The Blantyre Malaria Project (BMP), one of four research affiliates embedded in the University of Malawi College of Medicine, was established by Michigan State University’s Dr. Terrie Taylor and Professor Malcolm Molyneux of the Liverpool School of Tropical Medicine in 1986.
BMP focuses on supporting research on malaria in Malawi: diagnosis, pathogenesis, treatment, prevention. Investigators from many institutions are involved; Dr. Taylor is the overall scientific director. Her own work, carried out in conjunction with Professor Molyneux, Dr. Karl Seydel (MSU-COM), Dr. Dan Milner (Harvard Medical School) and others has focused on the pathogenesis of cerebral malaria. Their central question has been “how does malaria kill children?”
One child dies of cerebral malaria every minute --- over the course of a year, 750,000 children succumb to this complication of infection with the malaria parasite, P. falciparum Even in research unites with excellent clinical care. such as the Paediatric Research Ward at the Queen Elizabeth Central Hospital, the Project’s hospital home, the mortality rate of children with cerebral malaria is 15%, and one third of survivors are left with neurological damage (epilepsy, behavioral problems, neuromuscular abnormalities)..

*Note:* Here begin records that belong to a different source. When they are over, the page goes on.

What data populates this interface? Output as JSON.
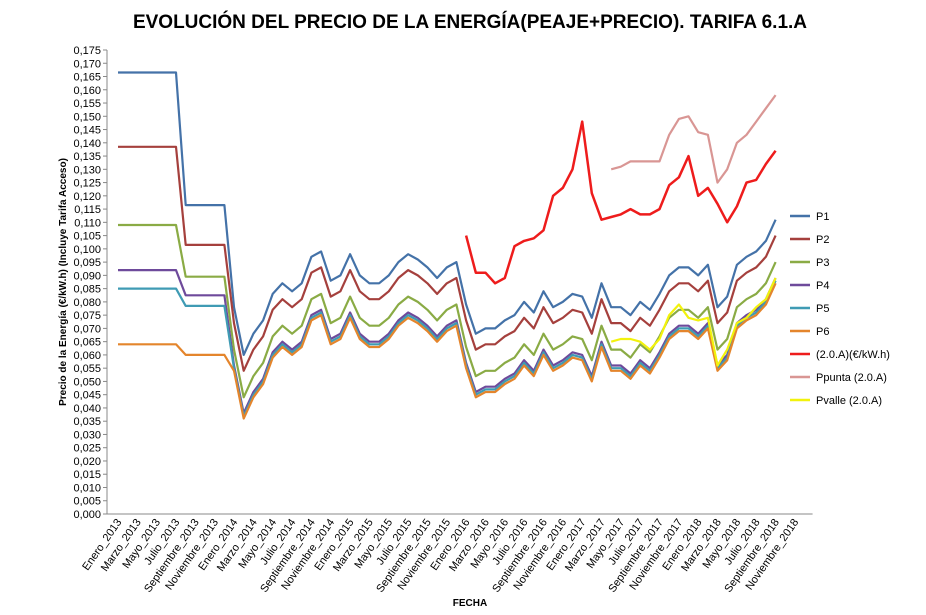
{
  "chart_data": {
    "type": "line",
    "title": "EVOLUCIÓN DEL PRECIO  DE LA ENERGÍA(PEAJE+PRECIO). TARIFA 6.1.A",
    "y_label": "Precio de la Energía  (€/kW.h) (Incluye Tarifa Acceso)",
    "x_label": "FECHA",
    "categories": [
      "Enero_2013",
      null,
      "Marzo_2013",
      null,
      "Mayo_2013",
      null,
      "Julio_2013",
      null,
      "Septiembre_2013",
      null,
      "Noviembre_2013",
      null,
      "Enero_2014",
      null,
      "Marzo_2014",
      null,
      "Mayo_2014",
      null,
      "Julio_2014",
      null,
      "Septiembre_2014",
      null,
      "Noviembre_2014",
      null,
      "Enero_2015",
      null,
      "Marzo_2015",
      null,
      "Mayo_2015",
      null,
      "Julio_2015",
      null,
      "Septiembre_2015",
      null,
      "Noviembre_2015",
      null,
      "Enero_2016",
      null,
      "Marzo_2016",
      null,
      "Mayo_2016",
      null,
      "Julio_2016",
      null,
      "Septiembre_2016",
      null,
      "Noviembre_2016",
      null,
      "Enero_2017",
      null,
      "Marzo_2017",
      null,
      "Mayo_2017",
      null,
      "Julio_2017",
      null,
      "Septiembre_2017",
      null,
      "Noviembre_2017",
      null,
      "Enero_2018",
      null,
      "Marzo_2018",
      null,
      "Mayo_2018",
      null,
      "Julio_2018",
      null,
      "Septiembre_2018",
      null,
      "Noviembre_2018",
      null
    ],
    "ylim": [
      0,
      0.175
    ],
    "yticks": [
      {
        "value": 0,
        "label": "0,000"
      },
      {
        "value": 0.005,
        "label": "0,005"
      },
      {
        "value": 0.01,
        "label": "0,010"
      },
      {
        "value": 0.015,
        "label": "0,015"
      },
      {
        "value": 0.02,
        "label": "0,020"
      },
      {
        "value": 0.025,
        "label": "0,025"
      },
      {
        "value": 0.03,
        "label": "0,030"
      },
      {
        "value": 0.035,
        "label": "0,035"
      },
      {
        "value": 0.04,
        "label": "0,040"
      },
      {
        "value": 0.045,
        "label": "0,045"
      },
      {
        "value": 0.05,
        "label": "0,050"
      },
      {
        "value": 0.055,
        "label": "0,055"
      },
      {
        "value": 0.06,
        "label": "0,060"
      },
      {
        "value": 0.065,
        "label": "0,065"
      },
      {
        "value": 0.07,
        "label": "0,070"
      },
      {
        "value": 0.075,
        "label": "0,075"
      },
      {
        "value": 0.08,
        "label": "0,080"
      },
      {
        "value": 0.085,
        "label": "0,085"
      },
      {
        "value": 0.09,
        "label": "0,090"
      },
      {
        "value": 0.095,
        "label": "0,095"
      },
      {
        "value": 0.1,
        "label": "0,100"
      },
      {
        "value": 0.105,
        "label": "0,105"
      },
      {
        "value": 0.11,
        "label": "0,110"
      },
      {
        "value": 0.115,
        "label": "0,115"
      },
      {
        "value": 0.12,
        "label": "0,120"
      },
      {
        "value": 0.125,
        "label": "0,125"
      },
      {
        "value": 0.13,
        "label": "0,130"
      },
      {
        "value": 0.135,
        "label": "0,135"
      },
      {
        "value": 0.14,
        "label": "0,140"
      },
      {
        "value": 0.145,
        "label": "0,145"
      },
      {
        "value": 0.15,
        "label": "0,150"
      },
      {
        "value": 0.155,
        "label": "0,155"
      },
      {
        "value": 0.16,
        "label": "0,160"
      },
      {
        "value": 0.165,
        "label": "0,165"
      },
      {
        "value": 0.17,
        "label": "0,170"
      },
      {
        "value": 0.175,
        "label": "0,175"
      }
    ],
    "grid": false,
    "legend": "right",
    "series": [
      {
        "name": "P1",
        "color": "#4472a8",
        "values": [
          0.1665,
          0.1665,
          0.1665,
          0.1665,
          0.1665,
          0.1665,
          0.1665,
          0.1165,
          0.1165,
          0.1165,
          0.1165,
          0.1165,
          0.078,
          0.06,
          0.068,
          0.073,
          0.083,
          0.087,
          0.084,
          0.087,
          0.097,
          0.099,
          0.088,
          0.09,
          0.098,
          0.09,
          0.087,
          0.087,
          0.09,
          0.095,
          0.098,
          0.096,
          0.093,
          0.089,
          0.093,
          0.095,
          0.079,
          0.068,
          0.07,
          0.07,
          0.073,
          0.075,
          0.08,
          0.076,
          0.084,
          0.078,
          0.08,
          0.083,
          0.082,
          0.074,
          0.087,
          0.078,
          0.078,
          0.075,
          0.08,
          0.077,
          0.083,
          0.09,
          0.093,
          0.093,
          0.09,
          0.094,
          0.078,
          0.082,
          0.094,
          0.097,
          0.099,
          0.103,
          0.111,
          null,
          null,
          null
        ]
      },
      {
        "name": "P2",
        "color": "#a5403d",
        "values": [
          0.1385,
          0.1385,
          0.1385,
          0.1385,
          0.1385,
          0.1385,
          0.1385,
          0.1015,
          0.1015,
          0.1015,
          0.1015,
          0.1015,
          0.072,
          0.054,
          0.062,
          0.067,
          0.077,
          0.081,
          0.078,
          0.081,
          0.091,
          0.093,
          0.082,
          0.084,
          0.092,
          0.084,
          0.081,
          0.081,
          0.084,
          0.089,
          0.092,
          0.09,
          0.087,
          0.083,
          0.087,
          0.089,
          0.073,
          0.062,
          0.064,
          0.064,
          0.067,
          0.069,
          0.074,
          0.07,
          0.078,
          0.072,
          0.074,
          0.077,
          0.076,
          0.068,
          0.081,
          0.072,
          0.072,
          0.069,
          0.074,
          0.071,
          0.077,
          0.084,
          0.087,
          0.087,
          0.084,
          0.088,
          0.072,
          0.076,
          0.088,
          0.091,
          0.093,
          0.097,
          0.105,
          null,
          null,
          null
        ]
      },
      {
        "name": "P3",
        "color": "#8aab45",
        "values": [
          0.109,
          0.109,
          0.109,
          0.109,
          0.109,
          0.109,
          0.109,
          0.0895,
          0.0895,
          0.0895,
          0.0895,
          0.0895,
          0.062,
          0.044,
          0.052,
          0.057,
          0.067,
          0.071,
          0.068,
          0.071,
          0.081,
          0.083,
          0.072,
          0.074,
          0.082,
          0.074,
          0.071,
          0.071,
          0.074,
          0.079,
          0.082,
          0.08,
          0.077,
          0.073,
          0.077,
          0.079,
          0.063,
          0.052,
          0.054,
          0.054,
          0.057,
          0.059,
          0.064,
          0.06,
          0.068,
          0.062,
          0.064,
          0.067,
          0.066,
          0.058,
          0.071,
          0.062,
          0.062,
          0.059,
          0.064,
          0.061,
          0.067,
          0.074,
          0.077,
          0.077,
          0.074,
          0.078,
          0.062,
          0.066,
          0.078,
          0.081,
          0.083,
          0.087,
          0.095,
          null,
          null,
          null
        ]
      },
      {
        "name": "P4",
        "color": "#6e4a9b",
        "values": [
          0.092,
          0.092,
          0.092,
          0.092,
          0.092,
          0.092,
          0.092,
          0.0825,
          0.0825,
          0.0825,
          0.0825,
          0.0825,
          0.056,
          0.038,
          0.046,
          0.051,
          0.061,
          0.065,
          0.062,
          0.065,
          0.075,
          0.077,
          0.066,
          0.068,
          0.076,
          0.068,
          0.065,
          0.065,
          0.068,
          0.073,
          0.076,
          0.074,
          0.071,
          0.067,
          0.071,
          0.073,
          0.057,
          0.046,
          0.048,
          0.048,
          0.051,
          0.053,
          0.058,
          0.054,
          0.062,
          0.056,
          0.058,
          0.061,
          0.06,
          0.052,
          0.065,
          0.056,
          0.056,
          0.053,
          0.058,
          0.055,
          0.061,
          0.068,
          0.071,
          0.071,
          0.068,
          0.072,
          0.056,
          0.06,
          0.072,
          0.075,
          0.077,
          0.081,
          0.089,
          null,
          null,
          null
        ]
      },
      {
        "name": "P5",
        "color": "#3f9bb4",
        "values": [
          0.085,
          0.085,
          0.085,
          0.085,
          0.085,
          0.085,
          0.085,
          0.0785,
          0.0785,
          0.0785,
          0.0785,
          0.0785,
          0.055,
          0.037,
          0.045,
          0.05,
          0.06,
          0.064,
          0.061,
          0.064,
          0.074,
          0.076,
          0.065,
          0.067,
          0.075,
          0.067,
          0.064,
          0.064,
          0.067,
          0.072,
          0.075,
          0.073,
          0.07,
          0.066,
          0.07,
          0.072,
          0.056,
          0.045,
          0.047,
          0.047,
          0.05,
          0.052,
          0.057,
          0.053,
          0.061,
          0.055,
          0.057,
          0.06,
          0.059,
          0.051,
          0.064,
          0.055,
          0.055,
          0.052,
          0.057,
          0.054,
          0.06,
          0.067,
          0.07,
          0.07,
          0.067,
          0.071,
          0.055,
          0.059,
          0.071,
          0.074,
          0.076,
          0.08,
          0.088,
          null,
          null,
          null
        ]
      },
      {
        "name": "P6",
        "color": "#e4852c",
        "values": [
          0.064,
          0.064,
          0.064,
          0.064,
          0.064,
          0.064,
          0.064,
          0.06,
          0.06,
          0.06,
          0.06,
          0.06,
          0.054,
          0.036,
          0.044,
          0.049,
          0.059,
          0.063,
          0.06,
          0.063,
          0.073,
          0.075,
          0.064,
          0.066,
          0.074,
          0.066,
          0.063,
          0.063,
          0.066,
          0.071,
          0.074,
          0.072,
          0.069,
          0.065,
          0.069,
          0.071,
          0.055,
          0.044,
          0.046,
          0.046,
          0.049,
          0.051,
          0.056,
          0.052,
          0.06,
          0.054,
          0.056,
          0.059,
          0.058,
          0.05,
          0.063,
          0.054,
          0.054,
          0.051,
          0.056,
          0.053,
          0.059,
          0.066,
          0.069,
          0.069,
          0.066,
          0.07,
          0.054,
          0.058,
          0.07,
          0.073,
          0.075,
          0.079,
          0.087,
          null,
          null,
          null
        ]
      },
      {
        "name": "(2.0.A)(€/kW.h)",
        "color": "#ee1c1c",
        "values": [
          null,
          null,
          null,
          null,
          null,
          null,
          null,
          null,
          null,
          null,
          null,
          null,
          null,
          null,
          null,
          null,
          null,
          null,
          null,
          null,
          null,
          null,
          null,
          null,
          null,
          null,
          null,
          null,
          null,
          null,
          null,
          null,
          null,
          null,
          null,
          null,
          0.105,
          0.091,
          0.091,
          0.087,
          0.089,
          0.101,
          0.103,
          0.104,
          0.107,
          0.12,
          0.123,
          0.13,
          0.148,
          0.121,
          0.111,
          0.112,
          0.113,
          0.115,
          0.113,
          0.113,
          0.115,
          0.124,
          0.127,
          0.135,
          0.12,
          0.123,
          0.117,
          0.11,
          0.116,
          0.125,
          0.126,
          0.132,
          0.137,
          null,
          null,
          null
        ]
      },
      {
        "name": "Ppunta (2.0.A)",
        "color": "#d99694",
        "values": [
          null,
          null,
          null,
          null,
          null,
          null,
          null,
          null,
          null,
          null,
          null,
          null,
          null,
          null,
          null,
          null,
          null,
          null,
          null,
          null,
          null,
          null,
          null,
          null,
          null,
          null,
          null,
          null,
          null,
          null,
          null,
          null,
          null,
          null,
          null,
          null,
          null,
          null,
          null,
          null,
          null,
          null,
          null,
          null,
          null,
          null,
          null,
          null,
          null,
          null,
          null,
          0.13,
          0.131,
          0.133,
          0.133,
          0.133,
          0.133,
          0.143,
          0.149,
          0.15,
          0.144,
          0.143,
          0.125,
          0.13,
          0.14,
          0.143,
          0.148,
          0.153,
          0.158,
          null,
          null,
          null
        ]
      },
      {
        "name": "Pvalle (2.0.A)",
        "color": "#f2f20d",
        "values": [
          null,
          null,
          null,
          null,
          null,
          null,
          null,
          null,
          null,
          null,
          null,
          null,
          null,
          null,
          null,
          null,
          null,
          null,
          null,
          null,
          null,
          null,
          null,
          null,
          null,
          null,
          null,
          null,
          null,
          null,
          null,
          null,
          null,
          null,
          null,
          null,
          null,
          null,
          null,
          null,
          null,
          null,
          null,
          null,
          null,
          null,
          null,
          null,
          null,
          null,
          null,
          0.065,
          0.066,
          0.066,
          0.065,
          0.062,
          0.066,
          0.075,
          0.079,
          0.074,
          0.073,
          0.074,
          0.056,
          0.062,
          0.072,
          0.074,
          0.078,
          0.081,
          0.089,
          null,
          null,
          null
        ]
      }
    ]
  }
}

The Malaria Project has enrolled over 3000 extremely ill children in its ongoing study of malaria pathogenesis since 1986; it has cared for thousands more on the Research Ward, as part of its partnership with the Department of Paediatrics and Child Health. The research output has contributed greatly to our understanding of how the malaria parasite wreaks havoc in its pediatric hosts.
In addition, Dr. Taylor supervises elective medical students from the medical schools at Michigan State University. Each year between January and early May, 24 MSU students (3 groups of 8) from the Colleges of Osteopathic and Human Medicine spend six weeks working at Queen Elizabeth Central Hospital. This capstone experience for the final year medical students has been enriching for them, and has been a source of volunteer energy on the wards at “Queens”, which is one of two teaching hospitals for the University of Malawi College of Medicine.